Były szef MFW Rodrigo Rato stanie przed sądem, oskarżony o fałszerstwa i manipulacje, jakich miał dokonywać, będąc prezesem hiszpańskiego banku Bankia. Instytucja poniosła wielomiliardowe straty i oczekuje właśnie na pomoc finansową z kieszeni europejskich podatników.
Rodrigo Rato, dyrektor zarządzający MFW w latach 2004-2007, a do maja tego roku szef hiszpańskiego banku Bankia, zasiądzie na ławie oskarżonych wraz z 32 innymi osobami z kierownictwa tej instytucji. Bankia powstała z połączenia przed dwoma laty kilku hiszpańskich publicznych kas regionalnych, którym groziła niewypłacalność wskutek zapaści na hiszpańskim rynku nieruchomości. Aby odwlec skutki zapaści w systemie bankowym i ochronić największe banki, złe aktywa przetransferowano w drodze m.in. sekurytyzacji do publicznych kas. Fakt powstania ogromnej dziury w systemie finansów publicznych władze Hiszpanii dość długo starały się ukryć. Jeszcze w 2010 r., gdy w całej Europie szalał już kryzys zadłużenia, Hiszpania pod względem deficytu i stanu finansów publicznych prezentowała się na zewnątrz jako oaza spokoju. Burza rozpętała się dopiero w ostatnich miesiącach, gdy okazało się, że Bankia potrzebuje natychmiast 19 mld euro dokapitalizowania. Rząd uznał, że nie ma innego wyjścia, jak wziąć na siebie długi i znacjonalizować kasę. Bankia to jakby Grecja w pigułce: jeśli nie spłaci swoich zobowiązań, upadną największe hiszpańskie banki, które jej pożyczały pieniądze, nie mówiąc już o losie rzeszy depozytariuszy, Bankia bowiem zgromadziła w portfelu aż 10 proc. hiszpańskich wkładów.
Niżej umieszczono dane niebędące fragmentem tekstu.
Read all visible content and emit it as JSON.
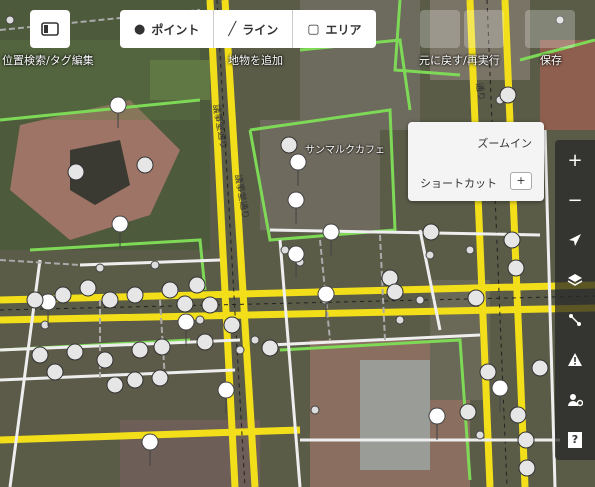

Upadek Bankii zmusił rząd Mariano Rajoya do zwrócenia się o unijną pomoc dla sektora bankowego. Hiszpania uzyskała od eurostrefy obietnicę wsparcia jej banków kwotą do 100 mld euro bezpośrednio z Europejskiego Mechanizmu Stabilizacyjnego, a więc na koszt europejskiego podatnika, bez obciążania bezpośrednio długiem finansów publicznych Hiszpanii. Bankia ma być głównym beneficjentem pomocy. Na ostatnim szczycie UE zastrzeżono jednak, że pomoc uruchomiona zostanie dopiero po uzgodnieniu mechanizmów wspólnego europejskiego nadzoru finansowego nad bankami.
Postępowanie karne przeciwko kierownictwu Bankii wszczęte zostało w wyniku skargi jednej z niewielkich hiszpańskich partii. Przestępstwo, które im się zarzuca, zagrożone jest karą od 6 miesięcy do 6 lat więzienia. Prasa hiszpańska wskazuje, że dotychczas żadne z postępowań przeciwko bankowcom nie zakończyło się skazaniem. Tym razem może być inaczej, ponieważ straty hiszpańskich banków mają być pokryte przez podatników europejskich, w tym podatników niemieckich. Już wczoraj „Sueddeutsche Zeitung” wezwał, aby skończyć z szantażem ze strony bankierów. „Za wpadki banków płacą zawsze w tej czy innej formie podatnicy. Jedynie reforma systemu finansowego może położyć kres sytuacji, w której rządy i obywatele szantażowani są przez bankierów” – podkreślił dziennik. Banki, zdaniem gazety, żonglują ogromnymi sumami na koszt depozytariuszy, a ryzyko strat przerzucają na rządy i podatników. Bankia skupiła na sobie także oburzenie wielu drobnych ciułaczy, którzy byli zachęcani do tego, aby nabyć jej akcje w 2011r., a obecnie stracili całe oszczędności.
– Bankia została utworzona jako czwarty bank w Hiszpanii, posiadający 12 mln klientów i 328 mld euro aktywów, z siedmiu banków regionalnych kontrolowanych przez władze regionalne. Stało się to w myśl idei, aby połączyć kilka bankrutujących instytucji w jedną, posiadającą najwięcej problematycznych inwestycji w przeszacowanych nieruchomościach, która ma większy wpływ polityczny i która jest zbyt duża, aby zbankrutować – komentuje dr Cezary Mech, finansista."